It’s always the same story with FIFA. Almost without fail, each year’s release is preceded by talk of a wonderful new animation system aiming to make the football look even more realistic, new AI designed to rebalance the attacking and/or defensive play, and features like FUT or a story mode have been added – in this case it’s the Europa and Champions League licenses. Tiki follows taka, follows tiki, follows taka.
I’m here to tell you that, actually, this time the gameplay changes really do make a big, tangible difference. Dramatically more flexible Active Touch, more in depth Dynamic Tactics, crunching 50/50 Battles, devilishly tricky Timed Finishing, they all add up to something that feels like a major step forward in the game’s footballing simulation.
But first the Champions League. After UEFA announced a parting of ways from long term licensee Pro Evolution Soccer earlier this year, it was practically inevitable that the Champions League would be the final jewel in the Thanos-esque gauntlet of league and competition licenses that EA have acquired. Alongside the Europa League, it’s being seeded into practically every corner of the game, from the story and career to FUT and beyond, bringing with it all the up to date branding and look and feel of the competition’s presentation.
There’s naturally the standalone competitions which you can play, either taking the authentic teams or adding your favourite team into the mix, and then picking as many of them to be player controlled as you like – you can even do this with multiple players, if you want, and there’s multiple saves to let you have concurrent competitions with different groups of friends.
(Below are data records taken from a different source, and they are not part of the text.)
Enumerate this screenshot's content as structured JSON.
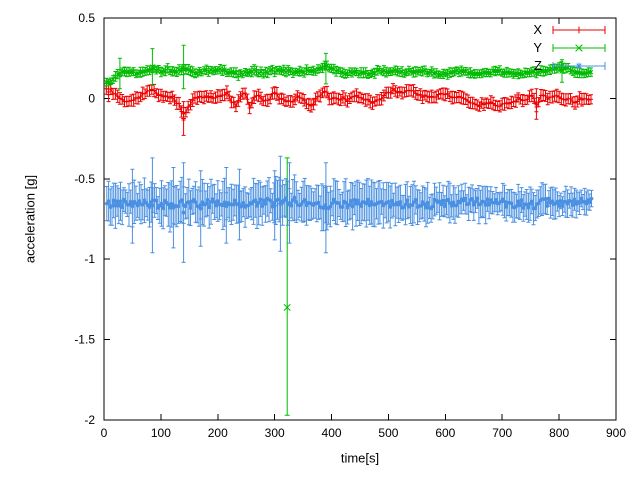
{
  "chart_data": {
    "type": "scatter",
    "style": "points-with-errorbars-and-lines",
    "title": "",
    "xlabel": "time[s]",
    "ylabel": "acceleration [g]",
    "xlim": [
      0,
      900
    ],
    "ylim": [
      -2,
      0.5
    ],
    "xticks": [
      0,
      100,
      200,
      300,
      400,
      500,
      600,
      700,
      800,
      900
    ],
    "yticks": [
      -2,
      -1.5,
      -1,
      -0.5,
      0,
      0.5
    ],
    "grid": false,
    "legend_position": "top-right",
    "background": "#ffffff",
    "axis_color": "#000000",
    "series": [
      {
        "name": "X",
        "color": "#ee0000",
        "marker": "plus",
        "seed": 11,
        "x_start": 4,
        "x_end": 858,
        "step": 4,
        "noise": 0.012,
        "err": 0.028,
        "err_jitter": 0.012,
        "err_profile": [
          [
            4,
            1
          ],
          [
            858,
            1
          ]
        ],
        "trend": [
          [
            4,
            0.06
          ],
          [
            12,
            0.05
          ],
          [
            22,
            0.02
          ],
          [
            32,
            -0.01
          ],
          [
            45,
            -0.02
          ],
          [
            58,
            0.0
          ],
          [
            70,
            0.03
          ],
          [
            82,
            0.05
          ],
          [
            95,
            0.03
          ],
          [
            108,
            0.01
          ],
          [
            120,
            0.0
          ],
          [
            132,
            -0.03
          ],
          [
            138,
            -0.1
          ],
          [
            146,
            -0.07
          ],
          [
            155,
            -0.01
          ],
          [
            168,
            0.01
          ],
          [
            180,
            0.02
          ],
          [
            192,
            0.0
          ],
          [
            205,
            0.01
          ],
          [
            215,
            0.04
          ],
          [
            225,
            -0.02
          ],
          [
            232,
            -0.06
          ],
          [
            240,
            0.02
          ],
          [
            248,
            0.03
          ],
          [
            256,
            -0.05
          ],
          [
            264,
            0.0
          ],
          [
            272,
            0.02
          ],
          [
            280,
            -0.02
          ],
          [
            290,
            0.0
          ],
          [
            300,
            0.03
          ],
          [
            310,
            0.0
          ],
          [
            320,
            -0.01
          ],
          [
            332,
            -0.02
          ],
          [
            342,
            0.01
          ],
          [
            355,
            -0.02
          ],
          [
            365,
            -0.04
          ],
          [
            375,
            0.0
          ],
          [
            383,
            0.04
          ],
          [
            390,
            0.05
          ],
          [
            397,
            -0.02
          ],
          [
            405,
            0.01
          ],
          [
            418,
            0.0
          ],
          [
            430,
            -0.01
          ],
          [
            445,
            0.01
          ],
          [
            460,
            0.0
          ],
          [
            472,
            -0.02
          ],
          [
            485,
            0.0
          ],
          [
            498,
            0.03
          ],
          [
            508,
            0.05
          ],
          [
            520,
            0.04
          ],
          [
            532,
            0.05
          ],
          [
            545,
            0.04
          ],
          [
            558,
            0.02
          ],
          [
            570,
            0.0
          ],
          [
            582,
            0.01
          ],
          [
            595,
            0.03
          ],
          [
            608,
            0.02
          ],
          [
            620,
            0.01
          ],
          [
            632,
            0.0
          ],
          [
            645,
            -0.02
          ],
          [
            658,
            -0.05
          ],
          [
            668,
            -0.03
          ],
          [
            680,
            -0.02
          ],
          [
            692,
            -0.05
          ],
          [
            702,
            -0.04
          ],
          [
            715,
            -0.02
          ],
          [
            728,
            0.0
          ],
          [
            740,
            -0.01
          ],
          [
            752,
            0.03
          ],
          [
            760,
            -0.05
          ],
          [
            768,
            0.02
          ],
          [
            780,
            0.0
          ],
          [
            795,
            0.02
          ],
          [
            810,
            0.0
          ],
          [
            825,
            -0.02
          ],
          [
            840,
            0.0
          ],
          [
            858,
            0.0
          ]
        ],
        "spikes": [
          {
            "x": 8,
            "lo": -0.02,
            "hi": 0.1
          },
          {
            "x": 140,
            "lo": -0.23,
            "hi": -0.02
          },
          {
            "x": 760,
            "lo": -0.13,
            "hi": 0.06
          }
        ],
        "outliers": []
      },
      {
        "name": "Y",
        "color": "#00bb00",
        "marker": "cross",
        "seed": 13,
        "x_start": 4,
        "x_end": 858,
        "step": 4,
        "noise": 0.009,
        "err": 0.02,
        "err_jitter": 0.012,
        "err_profile": [
          [
            4,
            1
          ],
          [
            858,
            1
          ]
        ],
        "trend": [
          [
            4,
            0.1
          ],
          [
            10,
            0.11
          ],
          [
            18,
            0.13
          ],
          [
            28,
            0.16
          ],
          [
            40,
            0.17
          ],
          [
            55,
            0.16
          ],
          [
            70,
            0.17
          ],
          [
            85,
            0.19
          ],
          [
            100,
            0.17
          ],
          [
            115,
            0.18
          ],
          [
            130,
            0.17
          ],
          [
            145,
            0.18
          ],
          [
            160,
            0.16
          ],
          [
            175,
            0.17
          ],
          [
            190,
            0.17
          ],
          [
            205,
            0.18
          ],
          [
            220,
            0.16
          ],
          [
            235,
            0.15
          ],
          [
            250,
            0.16
          ],
          [
            265,
            0.17
          ],
          [
            280,
            0.16
          ],
          [
            295,
            0.17
          ],
          [
            310,
            0.17
          ],
          [
            325,
            0.17
          ],
          [
            340,
            0.16
          ],
          [
            355,
            0.17
          ],
          [
            370,
            0.17
          ],
          [
            382,
            0.18
          ],
          [
            390,
            0.22
          ],
          [
            398,
            0.18
          ],
          [
            410,
            0.17
          ],
          [
            425,
            0.16
          ],
          [
            440,
            0.17
          ],
          [
            455,
            0.15
          ],
          [
            470,
            0.16
          ],
          [
            485,
            0.17
          ],
          [
            500,
            0.16
          ],
          [
            515,
            0.17
          ],
          [
            530,
            0.16
          ],
          [
            545,
            0.17
          ],
          [
            560,
            0.17
          ],
          [
            575,
            0.16
          ],
          [
            590,
            0.15
          ],
          [
            605,
            0.16
          ],
          [
            620,
            0.17
          ],
          [
            635,
            0.16
          ],
          [
            650,
            0.15
          ],
          [
            665,
            0.16
          ],
          [
            680,
            0.16
          ],
          [
            695,
            0.17
          ],
          [
            710,
            0.16
          ],
          [
            725,
            0.15
          ],
          [
            740,
            0.16
          ],
          [
            755,
            0.16
          ],
          [
            770,
            0.17
          ],
          [
            785,
            0.17
          ],
          [
            800,
            0.2
          ],
          [
            812,
            0.19
          ],
          [
            825,
            0.17
          ],
          [
            840,
            0.16
          ],
          [
            858,
            0.17
          ]
        ],
        "spikes": [
          {
            "x": 28,
            "lo": 0.06,
            "hi": 0.25
          },
          {
            "x": 85,
            "lo": 0.08,
            "hi": 0.31
          },
          {
            "x": 140,
            "lo": 0.06,
            "hi": 0.33
          },
          {
            "x": 390,
            "lo": 0.09,
            "hi": 0.28
          },
          {
            "x": 805,
            "lo": 0.1,
            "hi": 0.24
          }
        ],
        "outliers": [
          {
            "x": 322,
            "y": -1.3,
            "lo": -1.97,
            "hi": -0.37
          }
        ]
      },
      {
        "name": "Z",
        "color": "#4a90e2",
        "marker": "star",
        "seed": 42,
        "x_start": 5,
        "x_end": 858,
        "step": 3,
        "noise": 0.028,
        "err": 0.07,
        "err_jitter": 0.08,
        "err_profile": [
          [
            4,
            1
          ],
          [
            450,
            1
          ],
          [
            860,
            0.6
          ]
        ],
        "trend": [
          [
            4,
            -0.66
          ],
          [
            30,
            -0.65
          ],
          [
            60,
            -0.64
          ],
          [
            90,
            -0.66
          ],
          [
            120,
            -0.66
          ],
          [
            150,
            -0.66
          ],
          [
            180,
            -0.65
          ],
          [
            210,
            -0.65
          ],
          [
            240,
            -0.66
          ],
          [
            270,
            -0.65
          ],
          [
            300,
            -0.65
          ],
          [
            330,
            -0.64
          ],
          [
            360,
            -0.65
          ],
          [
            390,
            -0.66
          ],
          [
            420,
            -0.65
          ],
          [
            450,
            -0.66
          ],
          [
            480,
            -0.65
          ],
          [
            510,
            -0.66
          ],
          [
            540,
            -0.65
          ],
          [
            570,
            -0.66
          ],
          [
            600,
            -0.65
          ],
          [
            630,
            -0.65
          ],
          [
            660,
            -0.64
          ],
          [
            690,
            -0.65
          ],
          [
            720,
            -0.65
          ],
          [
            750,
            -0.66
          ],
          [
            780,
            -0.65
          ],
          [
            810,
            -0.65
          ],
          [
            840,
            -0.65
          ],
          [
            858,
            -0.65
          ]
        ],
        "spikes": [
          {
            "x": 50,
            "lo": -0.9,
            "hi": -0.44
          },
          {
            "x": 85,
            "lo": -0.96,
            "hi": -0.37
          },
          {
            "x": 122,
            "lo": -0.93,
            "hi": -0.43
          },
          {
            "x": 140,
            "lo": -1.02,
            "hi": -0.4
          },
          {
            "x": 170,
            "lo": -0.92,
            "hi": -0.45
          },
          {
            "x": 215,
            "lo": -0.9,
            "hi": -0.43
          },
          {
            "x": 238,
            "lo": -0.88,
            "hi": -0.44
          },
          {
            "x": 300,
            "lo": -0.88,
            "hi": -0.45
          },
          {
            "x": 310,
            "lo": -0.95,
            "hi": -0.36
          },
          {
            "x": 326,
            "lo": -0.9,
            "hi": -0.4
          },
          {
            "x": 390,
            "lo": -0.96,
            "hi": -0.4
          }
        ],
        "outliers": []
      }
    ]
  }
}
The menus will still have the same style as have been seen in the last decade of FIFA, albeit more dynamic with embedded video in some places, but what won’t be familiar though is the commentary. While Martin Tyler and Alan Smith are still on hand to provide most of the benign commentary in the game, for the Champions League BT Sports’ Derek Rae and former Arsenal man Lee Dixon add a different flavour to proceedings.
But none of that will really impact the moment-to-moment gameplay. Here it’s the subtle sounding, but surprisingly impactful changes mentioned above. The real standout here is the Active Touch system. Animations have been blended together in even more dynamic ways and player AI adapted so that they’re stretch and contort themselves in different ways to touch the ball. You can get away with more awkward passes, the player might make a diving header in the middle of the pitch to try and get that critical through ball, players will stretch to make a cross or shot.
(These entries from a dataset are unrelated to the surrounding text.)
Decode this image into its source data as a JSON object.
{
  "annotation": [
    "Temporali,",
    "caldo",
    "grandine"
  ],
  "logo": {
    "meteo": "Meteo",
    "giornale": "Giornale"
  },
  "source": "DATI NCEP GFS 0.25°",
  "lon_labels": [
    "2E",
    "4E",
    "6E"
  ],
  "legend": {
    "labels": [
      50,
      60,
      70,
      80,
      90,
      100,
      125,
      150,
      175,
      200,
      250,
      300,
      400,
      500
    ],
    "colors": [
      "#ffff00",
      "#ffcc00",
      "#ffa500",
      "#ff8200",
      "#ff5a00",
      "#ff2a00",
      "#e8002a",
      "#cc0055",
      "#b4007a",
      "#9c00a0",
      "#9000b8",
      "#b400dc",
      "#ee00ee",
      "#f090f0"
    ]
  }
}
For the higher end players there’s plenty of new tricks to learn. You can manually trap the ball, disguise your first touch, flick the ball up into the air, or even pull off audacious moves drawn from social media, like flicking the ball down into the ground to bounce it over an opponent.
That wouldn’t matter so much without the 50/50 battles, which tweak the AI to simply go for it in loose ball situations where they would otherwise have backed out. It might end up with a few more fouls, you might win the ball or you might simply ping it to the other team, but the most important visual and subconscious thing is that you know your players will now go for it. It’s another item on the checklist of little annoyances that FIFA 19 is addressing.
The system that’s most likely to catch players out is timed finishing. All of the existing shooting systems remain in place, where you can hold to add more power, but now you can add risk and reward into the mix, tapping a second time just as the ball is hitting your player’s foot or head to add accuracy and power. It applies to all kinds of shots, from headers to crosses and even dribbles, but the timing necessary for each is different, because it depends on when they make contact with the ball. Get the timing wrong and you’ll sky that volley, but get it just right and the keeper will have to pull out something special to make the save – thankfully it’s not a guaranteed goal, but rather something that increases your chances and pushes your shot to the margins.
On a more fundamental level, the overhauled dynamic tactics system will really let you go all in and tweak the positioning, of players and their attitudes. You can rig it to automatically switch from 3 at the back to 5 when going extra defensive, and map this to the D-pad tactics, and an interesting new ‘pressure on heavy touch’ option allows you to conserve your team’s stamina by only pressing up when the other team drop back from the attack, trying to push them into a costly mistake and open up the counter.
Alongside a few additions and changes to the game that I can’t yet talk about, this was easily most engaging and fun FIFA preview event I’ve been to. The new UEFA licenses are pretty much what you’d want and expect from the game, but when you get onto the pitch the various new systems make for a simultaneously more forgiving and deeper game, one that’s more dynamic and more convincing as a game of football.